Scripting Help (Complex)

So, here's what I have and what I need.

I have approximately 800 pairs of files. A .log and a .xml:

5559_27589_TVE_HULU_AE5559_AEN_BSST_158395_TVE_000_2398_60_20150721_000.log
5559_27589_nmr.xml

I also have an Excel spreadsheet of metadata

The XML has specific fields that are empty and need the metadata inserted:

<NMRVodMetadata>
<ADIFileName/>
<DsrcId></DsrcId>
<DsrcName></DsrcName>
<AssetId></AssetId>
<AssetName></AssetName>
<EpisodeId></EpisodeId>
<WatermarkedTime>01/06/17 14:22:35</WatermarkedTime>
<SID>5559</SID>
<StartingTIC>27589</StartingTIC>
<EndingTIC>30179</EndingTIC>
<AllocatedStartTIC>27589</AllocatedStartTIC>
<AllocatedEndTIC>30206</AllocatedEndTIC>
<TicsRemaining>268405248</TicsRemaining>
<HDContent></HDContent>
<FileSizeBytes>1490688000</FileSizeBytes>
<FileSizeSeconds>2588</FileSizeSeconds>
<ApplicationName></ApplicationName>
<ApplicationVersion></ApplicationVersion>
<EncoderEngineName>Nielsen Watermark Engine</EncoderEngineName>
<EncoderEngineVersion>1.9.15</EncoderEngineVersion>
</NMRVodMetadata>

The orange fields are static values. The yellow fields are information that exists in the Excel doc.

Basically, for all the XMLs, we need to add the static values into the orange fields.

AND

- We need to correlate the ID# in the first column (158395) with the .log file, which has the value in the file name.
- Then, we need to correlate that specific .log file with the corresponding .xml file that shares the same prefix (5559_27589).
- Then we need to take the information in the columns next to the ID# and populate the blank fields in the XML with that information.

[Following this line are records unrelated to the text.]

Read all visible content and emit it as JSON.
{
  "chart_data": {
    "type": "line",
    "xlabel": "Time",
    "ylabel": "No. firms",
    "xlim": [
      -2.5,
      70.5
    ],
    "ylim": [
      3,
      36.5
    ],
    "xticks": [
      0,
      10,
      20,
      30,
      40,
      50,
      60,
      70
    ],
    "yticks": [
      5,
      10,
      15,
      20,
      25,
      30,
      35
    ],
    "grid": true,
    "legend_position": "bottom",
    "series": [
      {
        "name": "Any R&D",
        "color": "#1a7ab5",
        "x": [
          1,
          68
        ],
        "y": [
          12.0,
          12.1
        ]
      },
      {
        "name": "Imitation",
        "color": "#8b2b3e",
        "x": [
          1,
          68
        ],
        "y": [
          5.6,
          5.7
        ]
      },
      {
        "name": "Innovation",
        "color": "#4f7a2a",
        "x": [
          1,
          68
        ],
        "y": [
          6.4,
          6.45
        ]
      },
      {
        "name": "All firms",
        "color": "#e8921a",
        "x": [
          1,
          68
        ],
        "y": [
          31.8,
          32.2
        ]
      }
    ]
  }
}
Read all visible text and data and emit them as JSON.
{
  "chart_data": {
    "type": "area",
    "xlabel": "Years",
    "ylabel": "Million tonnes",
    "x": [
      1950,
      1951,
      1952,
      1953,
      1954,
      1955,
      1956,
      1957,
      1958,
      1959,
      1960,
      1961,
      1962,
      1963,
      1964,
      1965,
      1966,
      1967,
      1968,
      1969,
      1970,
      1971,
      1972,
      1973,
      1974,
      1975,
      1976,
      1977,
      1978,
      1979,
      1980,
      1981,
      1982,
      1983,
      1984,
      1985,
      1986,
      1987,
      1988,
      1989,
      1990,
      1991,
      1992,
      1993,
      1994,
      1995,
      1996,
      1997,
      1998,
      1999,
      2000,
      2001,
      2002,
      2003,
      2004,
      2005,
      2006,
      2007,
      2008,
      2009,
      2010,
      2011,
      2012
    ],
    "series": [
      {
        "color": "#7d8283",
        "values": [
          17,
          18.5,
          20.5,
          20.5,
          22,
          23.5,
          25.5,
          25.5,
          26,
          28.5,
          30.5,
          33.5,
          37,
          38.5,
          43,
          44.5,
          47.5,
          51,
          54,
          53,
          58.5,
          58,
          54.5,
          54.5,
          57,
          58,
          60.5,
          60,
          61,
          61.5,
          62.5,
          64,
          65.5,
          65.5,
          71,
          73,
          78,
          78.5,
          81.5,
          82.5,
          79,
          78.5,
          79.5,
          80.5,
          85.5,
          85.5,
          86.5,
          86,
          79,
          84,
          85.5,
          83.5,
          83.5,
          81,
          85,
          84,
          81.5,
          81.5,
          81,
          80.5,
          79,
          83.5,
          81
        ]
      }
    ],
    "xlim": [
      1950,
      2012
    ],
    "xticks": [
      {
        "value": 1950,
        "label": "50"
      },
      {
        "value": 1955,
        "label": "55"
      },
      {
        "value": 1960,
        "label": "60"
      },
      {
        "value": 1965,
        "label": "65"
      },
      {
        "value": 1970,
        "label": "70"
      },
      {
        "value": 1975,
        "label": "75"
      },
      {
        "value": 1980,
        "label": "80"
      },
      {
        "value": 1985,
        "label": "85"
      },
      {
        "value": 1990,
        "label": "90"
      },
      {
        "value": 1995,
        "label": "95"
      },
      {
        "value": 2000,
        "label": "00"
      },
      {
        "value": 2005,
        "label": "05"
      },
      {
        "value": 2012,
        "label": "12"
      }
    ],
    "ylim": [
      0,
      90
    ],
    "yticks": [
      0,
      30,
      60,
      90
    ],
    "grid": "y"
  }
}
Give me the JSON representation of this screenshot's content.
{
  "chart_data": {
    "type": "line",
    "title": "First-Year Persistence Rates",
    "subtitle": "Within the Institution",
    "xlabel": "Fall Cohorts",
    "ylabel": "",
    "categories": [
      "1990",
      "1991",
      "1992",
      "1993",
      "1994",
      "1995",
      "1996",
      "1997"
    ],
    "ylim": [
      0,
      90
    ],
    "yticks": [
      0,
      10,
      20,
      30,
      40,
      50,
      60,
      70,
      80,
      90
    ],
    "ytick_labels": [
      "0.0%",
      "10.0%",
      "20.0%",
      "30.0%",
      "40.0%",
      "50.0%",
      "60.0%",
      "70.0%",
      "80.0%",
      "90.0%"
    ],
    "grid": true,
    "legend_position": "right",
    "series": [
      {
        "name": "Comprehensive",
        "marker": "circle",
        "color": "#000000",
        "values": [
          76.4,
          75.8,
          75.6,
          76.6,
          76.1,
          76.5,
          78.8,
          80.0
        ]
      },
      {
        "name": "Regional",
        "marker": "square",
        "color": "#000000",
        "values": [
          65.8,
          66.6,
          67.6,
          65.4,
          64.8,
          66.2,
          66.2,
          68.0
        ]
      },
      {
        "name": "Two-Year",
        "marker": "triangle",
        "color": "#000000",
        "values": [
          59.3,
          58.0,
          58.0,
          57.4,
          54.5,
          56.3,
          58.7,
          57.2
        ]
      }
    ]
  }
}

Any help in automating this process or giving me some CLI commands would be greatly appreciated.

Thanks.

Ok, so what have you done so far?

Hi mermelmadness and welcome to LQ,

Please read the link in TenTenth's post about how to ask a question, and here is a repeat of that link: How to ask a Question.

The point here is that while you have described the input and your desired output, you have not discussed what language you intend to do your project in, and whether or not you have tried to solve any part of this yet.

LQ members are volunteers and not here to provide "on demand" code. Instead we volunteer to help you to learn the tools you need to accomplish your goals. Along the way, when you show some effort, people will gladly offer suggested improvements.

What are your ideas for automation? Were you planning to write a script or a program? What CLI commands are you considering and have you checked the manual pages?

As above, but also, please use [code][/code] tags around your code and data as this will help maintain the formatting.

Probably a suggestion would be to convert the Excel docs to csv text files so they can be easily read.

Well, I'm a newb myself, so by now I'd probably export the Excel-file to CSV, and then go crazy with grep, head/tail/cut and paste.
The correlations you need should be not that big of a deal with string-matching-conditionals generally available in bash.

Quote:

Originally Posted by mermelmadness (Post 5661157)

The XML has specific fields that are empty and need the metadata inserted:

Perl does XML parsing rather easily. Try looking at the XML::TreeBuider::XPath module or one of the other XML parsers. There are also modules which can read CSV.